I won’t go too much into the start of the installation. It was just like Windows 7 and Windows Vista, except it had different colors and images.

Installing Windows screen. Looks like Windows Vista and Windows 7s install screen.

This hasn’t changed. That’s a good thing.

Until the end. Take a look at this:

Windows 8 is asking me to personalize my color settings.

I get to choose a color pallet?

Well, I have to admit Microsoft. Your installation process for Windows has become friendlier over time. I still have bad memories of having to press F6 to install third-party RAID drivers, and using obsolete floppy drives to do so.

Regardless, I like green, and am going with green.

After I sign into my Microsoft account, I am greeted with some friendly messages and a screen that continuously changes color:

Windows 8 is putting on a display of rainbow colors while setting up.

Now’s a good time to calibrate your monitor.

Once it’s done, I am greeted with the Metro Interface.

Windows 8's new Start Screen: The Metro Interface

That screenshot doesn’t do complete justice to the experience. Some of the tiles like the NASDAQ tile, the weather tile, and others are animated. I’m okay with that, but I can’t help but feel that’s really distracting.

Anyway, time to do what I always do on a new Windows Machine:

I used the new Internet Explorer to install Firefox right away.

Install Firefox

Running the Firefox installer kicked me into the desktop mode. Install went smoothly without much of a problem. However, it was then that I notice:

Firefox is up and running, but where the heck is the start button?

The start button is gone!

Okay, there’s a shortcut for the start button, the Windows Key. Pressing that kicks me back into the Metro mode.

For everyone who had a habit of pressing that Start button (or glowy orb in the corner), they’re going to have a troubling time. It’s been around since Windows 95. I wonder how many people have trouble because they keep launching IE when they mean to press start.

I don’t mind change if it’s for the purposes of making people more productive, but I don’t understand the rational here. On the bright side, you can get the start button back if you really want to.

Regardless, I can live without the start button easily. I’ve grown a very strong habit of pressing the Windows Key, then typing in the search field what I need to open. It’s fast, quick, and gets the application or file I need opened fast.

I press the Windows Key, start typing, and my entire screen gets taken over.

But, having my ENTIRE SCREEN get taken over when I do that is not something I look forward to.

Going back to try to use the metro interface with a few applications, the full screen view works quite well, but, I’m working in a virtual machine. I can’t help but feel that it’s a waste if I were to use it on my main computer. I have a 23” monitor, and I like having multiple windows open. Right now, as I’m writing this, I have four different windows open on my desktop on my main machine running Windows 7. I don’t need my entire screen dedicated to reading articles, checking the weather, or seeing if I lost my retirement fund in the stock market. I like copy-pasting stuff from one window into another. Only when I’m watching a video do I like having a full screen display.

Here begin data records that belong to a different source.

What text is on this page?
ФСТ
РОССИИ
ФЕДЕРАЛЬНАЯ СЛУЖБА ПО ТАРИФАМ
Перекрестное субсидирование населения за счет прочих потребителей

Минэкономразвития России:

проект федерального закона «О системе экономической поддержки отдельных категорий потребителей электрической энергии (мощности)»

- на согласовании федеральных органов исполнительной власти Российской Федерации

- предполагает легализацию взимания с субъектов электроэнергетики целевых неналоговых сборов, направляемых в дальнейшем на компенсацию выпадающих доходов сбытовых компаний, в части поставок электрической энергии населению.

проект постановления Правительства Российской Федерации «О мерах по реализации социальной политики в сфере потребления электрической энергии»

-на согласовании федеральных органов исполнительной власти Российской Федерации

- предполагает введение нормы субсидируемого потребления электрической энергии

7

Windows 7's PC settings page.

Where’s the large/small icon option Microsoft?

Regardless, my first impression is that this OS isn’t that bad because I could easily just install Classic Shell, and use it just like I use my Windows 7 machine. All the new features in this new OS feel like it was made for tablet and phone use. While I agree on the theory of convergence, and that eventually the desktop will probably not exist as it does today, I don’t think we’re there yet. And from an IT perspective, I wonder, what benefit does Windows 8 have to end users?

Next time, I will install Windows Server 2012, and get a Domain setup with Windows 8.

Update: I happened to post this just around the time Microsoft released the Windows 8.1 preview: Looks like Microsoft added the start button again.